Why hospitality?
Like many people who work in this brilliant, chaotic and ever-changing industry, I was not born with the immediate dream of becoming a hospitality professional.
There were many plans along the way, many of them running parallel to already sweating away in the backs of kitchens. Scrubbing pots, peeling onions and mopping floors in a small, family run catering company, that was what the start of the journey looked like for me.
Along the way I thought that I wanted to be an actor, a writer, an academic and a rockstar, to name a few of the endeavours that occupied my young mind. But when I wasn't reading textbooks, writing for theatre or pretending to play guitar (somewhat convincingly), it was the kitchen that kept a roof over my head and the water running.
And at first, that’s all it was, just a job to pay the bills.
It took years of double espressos on an empty stomach and lunches eaten on a milk crate in the loading dock (that’s right, the memes are true) before the love affair began.
Creative passion and gratification came first.
Making something out of nothing, mixing flavours, colours and textures into creations that would receive immediate and at times very honest feedback is still a thrill. Then came the exploration of knowledge, expanding the pallet and skill set so that I could broaden my horizons. Chasing accolades and points out of twenty in the Good Food Guide, the drive to be better, faster, stronger.
It took years longer to realise that a restaurant, cafe or bar is so much more than food on plates and drinks in glasses. And it will likely take the rest of my life to try and understand all of the moving pieces that make up a hospitality business.
After over two decades in the industry, the question I get asked the most is “do you still love what you do?” And when I answer yes, the follow up is always “why?”

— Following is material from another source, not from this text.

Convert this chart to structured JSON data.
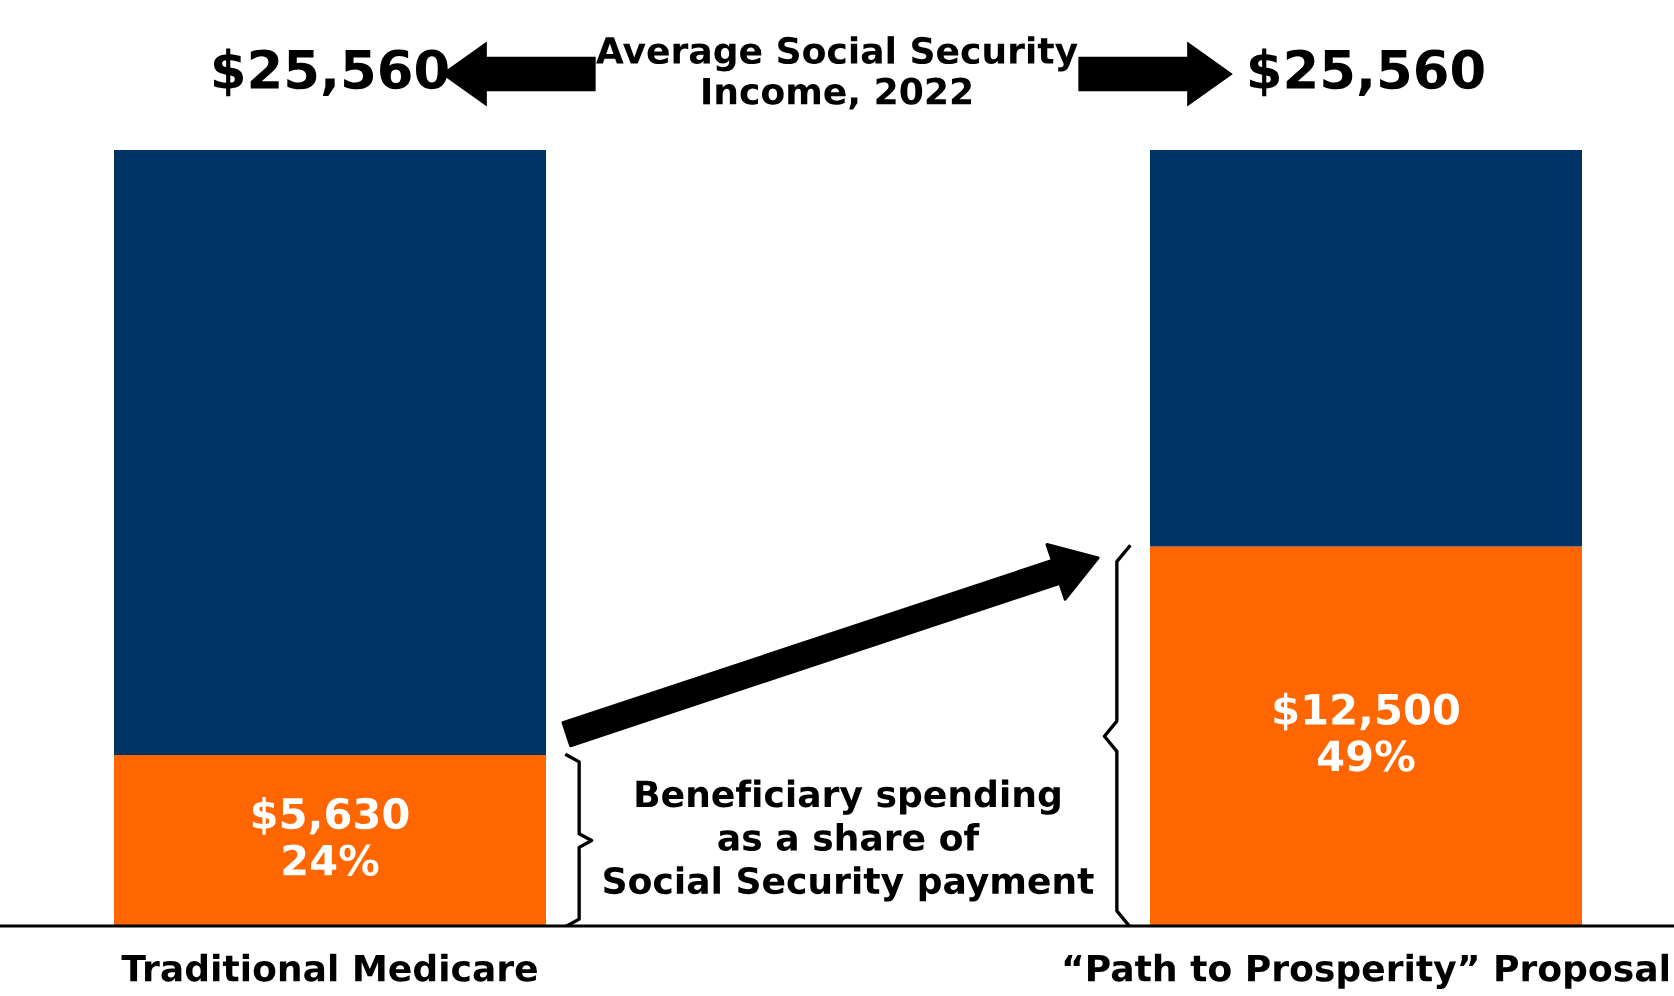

For the longest time, I honestly had no idea what the answer to that really was. But if I was to be honest with myself, it really comes down to creating a warm, inviting and belonging experience for the customer. Be it in a venue, at an event, on the way to a flight or during a stay at a hospital, food and beverage service provides a comfort and familiarity in every environment and situation.
To me, that’s the real magic.
Much has been written on this topic by people far more qualified and equipped, but I think that it’s important to share what this incredible industry means to us, so it felt fitting to make it the subject on my first blog post. Ongoing posts will speak about the industry at large, its challenges and trends, the forever shifting landscape that it occupies. But all of that would feel quite false if I was unable to articulate just what makes it all feel so special after so many years.
Thank you for reading and have a good service.